The foundation stone was laid: A Dutch-American collaboration published in Science the first proof of concept that we could replace the seasonal flu shots with a vaccine that recognizes almost every subtype.
The influenza virus is incredibly variable. A yearly refreshment of flu shots is necessary to provide a moderate protection against it, and subtypes that are not covered by the vaccine can emerge and spread rapidly. This phenomenon was evident in the 2009 flu pandemic, when the swine flu subtype killed an estimated 151,700 to 575,400 people worldwide.
But we could soon be able to keep the highly adaptable virus under control. Scientists from The Scripps Research Institute (TSRI) in the US and the Netherlands based Janssen Pharmaceutical Companies of Johnson & Johnson jointly found a way to produce antibodies that neutralize a wide range of influenza subtypes.

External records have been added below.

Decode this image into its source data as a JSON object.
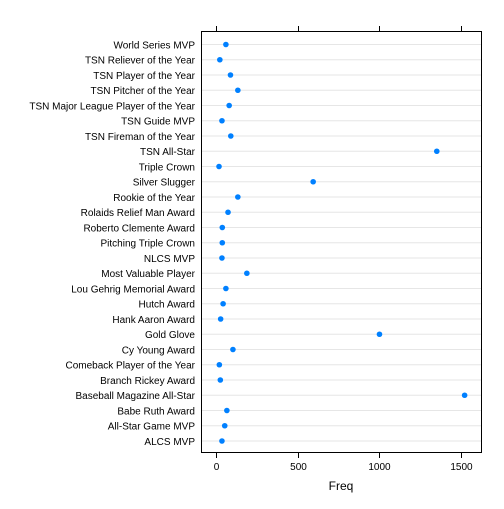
{
  "chart_data": {
    "type": "scatter",
    "subtype": "dotplot",
    "title": "",
    "xlabel": "Freq",
    "ylabel": "",
    "xlim": [
      -90,
      1620
    ],
    "xticks": [
      0,
      500,
      1000,
      1500
    ],
    "grid": "horizontal",
    "point_color": "#0080ff",
    "categories": [
      "World Series MVP",
      "TSN Reliever of the Year",
      "TSN Player of the Year",
      "TSN Pitcher of the Year",
      "TSN Major League Player of the Year",
      "TSN Guide MVP",
      "TSN Fireman of the Year",
      "TSN All-Star",
      "Triple Crown",
      "Silver Slugger",
      "Rookie of the Year",
      "Rolaids Relief Man Award",
      "Roberto Clemente Award",
      "Pitching Triple Crown",
      "NLCS MVP",
      "Most Valuable Player",
      "Lou Gehrig Memorial Award",
      "Hutch Award",
      "Hank Aaron Award",
      "Gold Glove",
      "Cy Young Award",
      "Comeback Player of the Year",
      "Branch Rickey Award",
      "Baseball Magazine All-Star",
      "Babe Ruth Award",
      "All-Star Game MVP",
      "ALCS MVP"
    ],
    "values": [
      62,
      25,
      90,
      135,
      82,
      38,
      92,
      1350,
      20,
      595,
      135,
      75,
      40,
      40,
      38,
      190,
      62,
      45,
      30,
      1000,
      105,
      22,
      28,
      1520,
      68,
      55,
      38
    ]
  }
}
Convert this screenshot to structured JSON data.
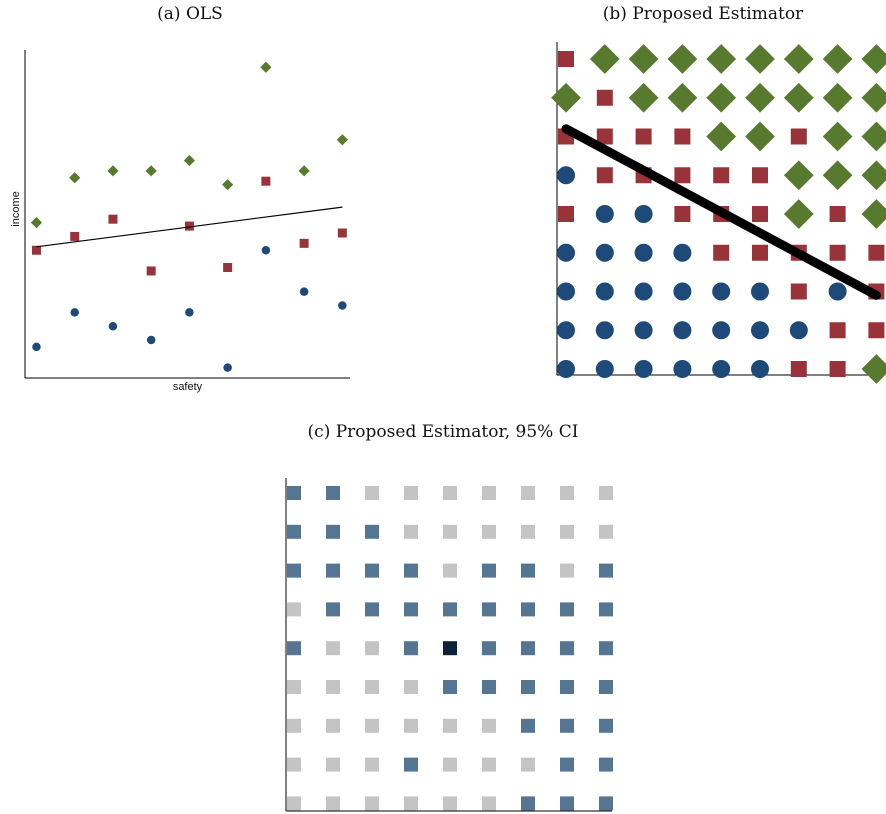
{
  "colors": {
    "low": "#1d4a78",
    "mid": "#983339",
    "high": "#577a2f",
    "sig": "#547693",
    "nonsig": "#c4c4c4",
    "center": "#0c2338",
    "line": "#000000"
  },
  "panels": {
    "a": {
      "title": "(a) OLS"
    },
    "b": {
      "title": "(b) Proposed Estimator"
    },
    "c": {
      "title": "(c) Proposed Estimator, 95% CI"
    }
  },
  "chart_data": [
    {
      "type": "scatter",
      "title": "(a) OLS",
      "xlabel": "safety",
      "ylabel": "income",
      "xlim": [
        0.7,
        9.2
      ],
      "ylim": [
        0.5,
        10.0
      ],
      "series": [
        {
          "marker": "diamond",
          "color_key": "high",
          "x": [
            1,
            2,
            3,
            4,
            5,
            6,
            7,
            8,
            9
          ],
          "y": [
            5.0,
            6.3,
            6.5,
            6.5,
            6.8,
            6.1,
            9.5,
            6.5,
            7.4
          ]
        },
        {
          "marker": "square",
          "color_key": "mid",
          "x": [
            1,
            2,
            3,
            4,
            5,
            6,
            7,
            8,
            9
          ],
          "y": [
            4.2,
            4.6,
            5.1,
            3.6,
            4.9,
            3.7,
            6.2,
            4.4,
            4.7
          ]
        },
        {
          "marker": "circle",
          "color_key": "low",
          "x": [
            1,
            2,
            3,
            4,
            5,
            6,
            7,
            8,
            9
          ],
          "y": [
            1.4,
            2.4,
            2.0,
            1.6,
            2.4,
            0.8,
            4.2,
            3.0,
            2.6
          ]
        }
      ],
      "fit_line": {
        "x": [
          1,
          9
        ],
        "y": [
          4.3,
          5.45
        ]
      }
    },
    {
      "type": "scatter",
      "title": "(b) Proposed Estimator",
      "xlim": [
        1,
        9
      ],
      "ylim": [
        1,
        9
      ],
      "grid_rows_top_to_bottom": [
        [
          "S",
          "D",
          "D",
          "D",
          "D",
          "D",
          "D",
          "D",
          "D"
        ],
        [
          "D",
          "S",
          "D",
          "D",
          "D",
          "D",
          "D",
          "D",
          "D"
        ],
        [
          "S",
          "S",
          "S",
          "S",
          "D",
          "D",
          "S",
          "D",
          "D"
        ],
        [
          "C",
          "S",
          "S",
          "S",
          "S",
          "S",
          "D",
          "D",
          "D"
        ],
        [
          "S",
          "C",
          "C",
          "S",
          "S",
          "S",
          "D",
          "S",
          "D"
        ],
        [
          "C",
          "C",
          "C",
          "C",
          "S",
          "S",
          "S",
          "S",
          "S"
        ],
        [
          "C",
          "C",
          "C",
          "C",
          "C",
          "C",
          "S",
          "C",
          "S"
        ],
        [
          "C",
          "C",
          "C",
          "C",
          "C",
          "C",
          "C",
          "S",
          "S"
        ],
        [
          "C",
          "C",
          "C",
          "C",
          "C",
          "C",
          "S",
          "S",
          "D"
        ]
      ],
      "fit_line": {
        "x": [
          1,
          9
        ],
        "y": [
          7.2,
          2.9
        ]
      }
    },
    {
      "type": "heatmap",
      "title": "(c) Proposed Estimator, 95% CI",
      "grid_rows_top_to_bottom": [
        [
          "B",
          "B",
          "G",
          "G",
          "G",
          "G",
          "G",
          "G",
          "G"
        ],
        [
          "B",
          "B",
          "B",
          "G",
          "G",
          "G",
          "G",
          "G",
          "G"
        ],
        [
          "B",
          "B",
          "B",
          "B",
          "G",
          "B",
          "B",
          "G",
          "B"
        ],
        [
          "G",
          "B",
          "B",
          "B",
          "B",
          "B",
          "B",
          "B",
          "B"
        ],
        [
          "B",
          "G",
          "G",
          "B",
          "K",
          "B",
          "B",
          "B",
          "B"
        ],
        [
          "G",
          "G",
          "G",
          "G",
          "B",
          "B",
          "B",
          "B",
          "B"
        ],
        [
          "G",
          "G",
          "G",
          "G",
          "G",
          "G",
          "B",
          "B",
          "B"
        ],
        [
          "G",
          "G",
          "G",
          "B",
          "G",
          "G",
          "G",
          "B",
          "B"
        ],
        [
          "G",
          "G",
          "G",
          "G",
          "G",
          "G",
          "B",
          "B",
          "B"
        ]
      ]
    }
  ]
}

The starting point of the research was the fact that some people are capable of making super-antibodies that target a site on the influenza virus that does not mutate rapidly. The researchers saw the potential of these broadly neutralizing antibodies to make a really powerful vaccine.

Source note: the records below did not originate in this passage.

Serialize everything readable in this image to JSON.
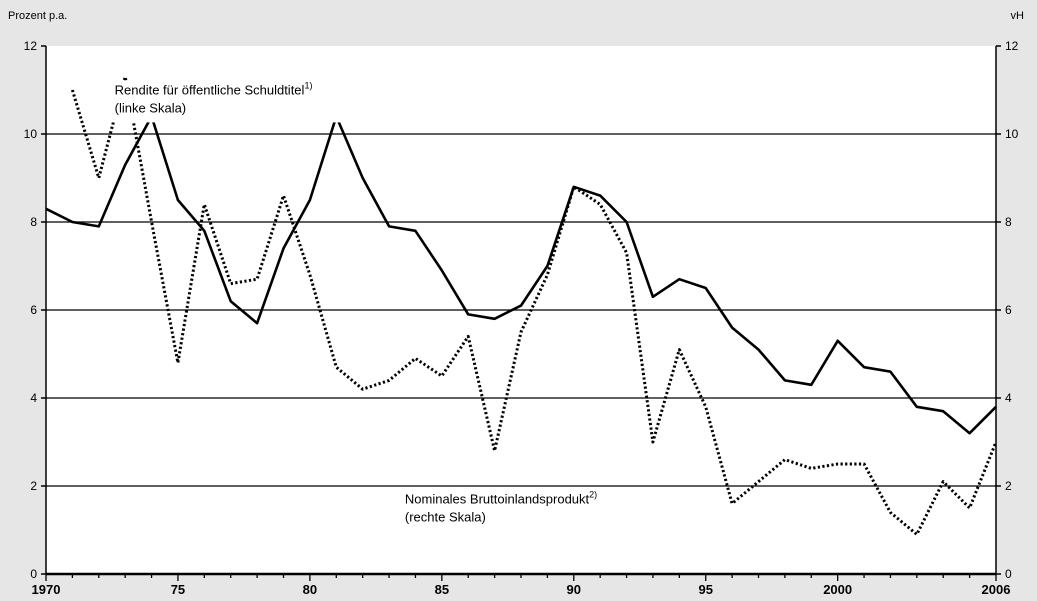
{
  "chart_data": {
    "type": "line",
    "y_unit_left": "Prozent p.a.",
    "y_unit_right": "vH",
    "ylim": [
      0,
      12
    ],
    "y_ticks": [
      0,
      2,
      4,
      6,
      8,
      10,
      12
    ],
    "xlim": [
      1970,
      2006
    ],
    "x_tick_values": [
      1970,
      1975,
      1980,
      1985,
      1990,
      1995,
      2000,
      2006
    ],
    "x_tick_labels": [
      "1970",
      "75",
      "80",
      "85",
      "90",
      "95",
      "2000",
      "2006"
    ],
    "grid": "horizontal",
    "series": [
      {
        "x": [
          1970,
          1971,
          1972,
          1973,
          1974,
          1975,
          1976,
          1977,
          1978,
          1979,
          1980,
          1981,
          1982,
          1983,
          1984,
          1985,
          1986,
          1987,
          1988,
          1989,
          1990,
          1991,
          1992,
          1993,
          1994,
          1995,
          1996,
          1997,
          1998,
          1999,
          2000,
          2001,
          2002,
          2003,
          2004,
          2005,
          2006
        ],
        "values": [
          8.3,
          8.0,
          7.9,
          9.3,
          10.4,
          8.5,
          7.8,
          6.2,
          5.7,
          7.4,
          8.5,
          10.4,
          9.0,
          7.9,
          7.8,
          6.9,
          5.9,
          5.8,
          6.1,
          7.0,
          8.8,
          8.6,
          8.0,
          6.3,
          6.7,
          6.5,
          5.6,
          5.1,
          4.4,
          4.3,
          5.3,
          4.7,
          4.6,
          3.8,
          3.7,
          3.2,
          3.8
        ],
        "style": "solid",
        "color": "#000000"
      },
      {
        "x": [
          1971,
          1972,
          1973,
          1974,
          1975,
          1976,
          1977,
          1978,
          1979,
          1980,
          1981,
          1982,
          1983,
          1984,
          1985,
          1986,
          1987,
          1988,
          1989,
          1990,
          1991,
          1992,
          1993,
          1994,
          1995,
          1996,
          1997,
          1998,
          1999,
          2000,
          2001,
          2002,
          2003,
          2004,
          2005,
          2006
        ],
        "values": [
          11.0,
          9.0,
          11.3,
          8.0,
          4.8,
          8.4,
          6.6,
          6.7,
          8.6,
          6.8,
          4.7,
          4.2,
          4.4,
          4.9,
          4.5,
          5.4,
          2.8,
          5.5,
          6.8,
          8.8,
          8.4,
          7.3,
          3.0,
          5.1,
          3.8,
          1.6,
          2.1,
          2.6,
          2.4,
          2.5,
          2.5,
          1.4,
          0.9,
          2.1,
          1.5,
          3.0
        ],
        "style": "dotted",
        "color": "#000000"
      }
    ],
    "annotations": [
      {
        "lines": [
          "Rendite für öffentliche Schuldtitel",
          "(linke Skala)"
        ],
        "sup": "1)",
        "x": 1972.6,
        "y": 10.9
      },
      {
        "lines": [
          "Nominales Bruttoinlandsprodukt",
          "(rechte Skala)"
        ],
        "sup": "2)",
        "x": 1983.6,
        "y": 1.6
      }
    ]
  }
}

Therefore, they zeroed in on a possible target: a protein on the surface of influenza, called hemagglutinin (HA). HA is present on all subtypes of influenza, providing the key viral machinery that enables the virus to enter cells. The long stem region of HA, which connects the virus to cells, plays such a crucial role that mutations at the site are unlikely to be passed on.

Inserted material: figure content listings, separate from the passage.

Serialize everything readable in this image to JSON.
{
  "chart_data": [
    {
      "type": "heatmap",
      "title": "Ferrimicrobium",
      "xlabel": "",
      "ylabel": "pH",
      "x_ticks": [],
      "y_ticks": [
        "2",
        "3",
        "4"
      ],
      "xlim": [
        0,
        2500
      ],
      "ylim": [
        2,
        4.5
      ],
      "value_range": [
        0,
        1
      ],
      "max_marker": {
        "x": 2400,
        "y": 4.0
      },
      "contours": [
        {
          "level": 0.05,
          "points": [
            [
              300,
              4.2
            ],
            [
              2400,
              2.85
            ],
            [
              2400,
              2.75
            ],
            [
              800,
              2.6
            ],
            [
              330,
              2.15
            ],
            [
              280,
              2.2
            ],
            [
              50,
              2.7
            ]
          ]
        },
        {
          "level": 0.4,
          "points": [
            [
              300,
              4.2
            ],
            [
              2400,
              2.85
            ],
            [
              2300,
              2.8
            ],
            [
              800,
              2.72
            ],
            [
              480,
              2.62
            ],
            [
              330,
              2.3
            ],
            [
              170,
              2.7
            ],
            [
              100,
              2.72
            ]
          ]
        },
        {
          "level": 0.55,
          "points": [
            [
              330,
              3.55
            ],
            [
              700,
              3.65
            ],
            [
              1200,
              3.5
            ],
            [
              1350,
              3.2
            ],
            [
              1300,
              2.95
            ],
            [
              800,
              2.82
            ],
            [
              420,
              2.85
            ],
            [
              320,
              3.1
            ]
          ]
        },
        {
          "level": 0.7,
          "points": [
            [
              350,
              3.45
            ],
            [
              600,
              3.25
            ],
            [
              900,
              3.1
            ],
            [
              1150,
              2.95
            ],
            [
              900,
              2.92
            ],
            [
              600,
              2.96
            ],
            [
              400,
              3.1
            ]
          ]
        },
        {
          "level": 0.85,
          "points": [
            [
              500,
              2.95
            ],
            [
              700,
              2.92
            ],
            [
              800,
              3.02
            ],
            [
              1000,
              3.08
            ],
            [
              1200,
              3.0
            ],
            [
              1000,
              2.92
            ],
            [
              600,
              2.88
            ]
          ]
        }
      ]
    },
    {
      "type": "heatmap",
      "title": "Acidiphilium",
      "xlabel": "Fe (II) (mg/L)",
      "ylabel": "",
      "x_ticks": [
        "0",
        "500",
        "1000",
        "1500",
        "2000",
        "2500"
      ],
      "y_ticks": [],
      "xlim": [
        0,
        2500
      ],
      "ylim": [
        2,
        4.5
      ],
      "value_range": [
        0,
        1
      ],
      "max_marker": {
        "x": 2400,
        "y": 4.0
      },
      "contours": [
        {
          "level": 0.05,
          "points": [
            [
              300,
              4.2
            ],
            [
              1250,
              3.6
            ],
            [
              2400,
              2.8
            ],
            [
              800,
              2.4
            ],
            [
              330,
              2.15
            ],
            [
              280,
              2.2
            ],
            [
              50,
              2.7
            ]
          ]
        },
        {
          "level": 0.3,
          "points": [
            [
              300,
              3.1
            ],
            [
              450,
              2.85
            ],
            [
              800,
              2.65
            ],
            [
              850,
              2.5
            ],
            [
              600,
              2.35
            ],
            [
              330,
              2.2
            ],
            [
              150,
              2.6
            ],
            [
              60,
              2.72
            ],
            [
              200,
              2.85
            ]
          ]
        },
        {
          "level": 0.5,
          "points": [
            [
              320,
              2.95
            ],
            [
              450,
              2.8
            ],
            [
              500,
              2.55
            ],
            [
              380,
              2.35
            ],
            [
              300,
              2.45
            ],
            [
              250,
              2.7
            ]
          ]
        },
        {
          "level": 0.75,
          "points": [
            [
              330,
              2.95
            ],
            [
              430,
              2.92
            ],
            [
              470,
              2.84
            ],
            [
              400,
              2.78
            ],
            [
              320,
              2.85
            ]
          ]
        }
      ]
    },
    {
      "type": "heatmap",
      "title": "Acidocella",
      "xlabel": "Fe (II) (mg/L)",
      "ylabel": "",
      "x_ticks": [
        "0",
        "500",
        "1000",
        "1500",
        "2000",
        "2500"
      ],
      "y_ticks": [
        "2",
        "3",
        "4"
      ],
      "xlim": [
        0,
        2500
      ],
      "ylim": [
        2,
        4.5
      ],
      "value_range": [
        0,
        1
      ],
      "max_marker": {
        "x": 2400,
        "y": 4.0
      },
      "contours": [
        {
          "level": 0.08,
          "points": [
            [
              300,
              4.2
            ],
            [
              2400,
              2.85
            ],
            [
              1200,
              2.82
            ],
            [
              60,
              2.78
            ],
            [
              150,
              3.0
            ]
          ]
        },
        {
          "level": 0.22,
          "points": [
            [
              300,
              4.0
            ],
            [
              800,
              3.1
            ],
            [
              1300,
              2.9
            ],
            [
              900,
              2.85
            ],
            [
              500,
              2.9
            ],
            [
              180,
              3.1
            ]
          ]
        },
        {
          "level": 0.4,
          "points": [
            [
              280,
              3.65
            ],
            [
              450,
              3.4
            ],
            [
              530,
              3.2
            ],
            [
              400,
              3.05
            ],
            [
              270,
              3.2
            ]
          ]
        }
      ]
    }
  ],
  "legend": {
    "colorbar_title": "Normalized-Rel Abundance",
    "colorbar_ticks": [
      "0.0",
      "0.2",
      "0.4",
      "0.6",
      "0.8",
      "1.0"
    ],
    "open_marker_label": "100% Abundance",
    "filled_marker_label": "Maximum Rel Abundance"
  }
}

“If the body can make an immune response against the HA stem, it’s difficult for the virus to escape,” explains Ian Wilson, Hansen Professor of Structural Biology and chair of the Department of Integrative Structural and Computational Biology at TSRI.
The researchers were able to cut off the variable head region of HA and design a synthetic molecule that mimics the HA stem. The ultimate goal of this imitation is to trigger an immune response that leads to the production of antibodies against a site that is present in all subtypes of the flu.
Several of these mimicking molecules were tested in mice and nonhuman primate models, and indeed, one especially stable molecule effectively produced antibodies that neutralized many influenza subtypes, as for example the wicked H5N1 viruses, a.k.a. the bird flu.
“This was the proof of principle,” said Wilson. “These tests showed that antibodies elicited against one influenza subtype could protect against a different subtype.” The next step will be to see if the results are transferable to humans and “while there is more work to be done, the ultimate goal, of course, would be to create a life-long vaccine.”
The potential antibodies could not only save us the yearly routine of vaccination. It could also protect us from future flu pandemics, like the catastrophic occurrence in 1918 that killed 50 to 100 million people.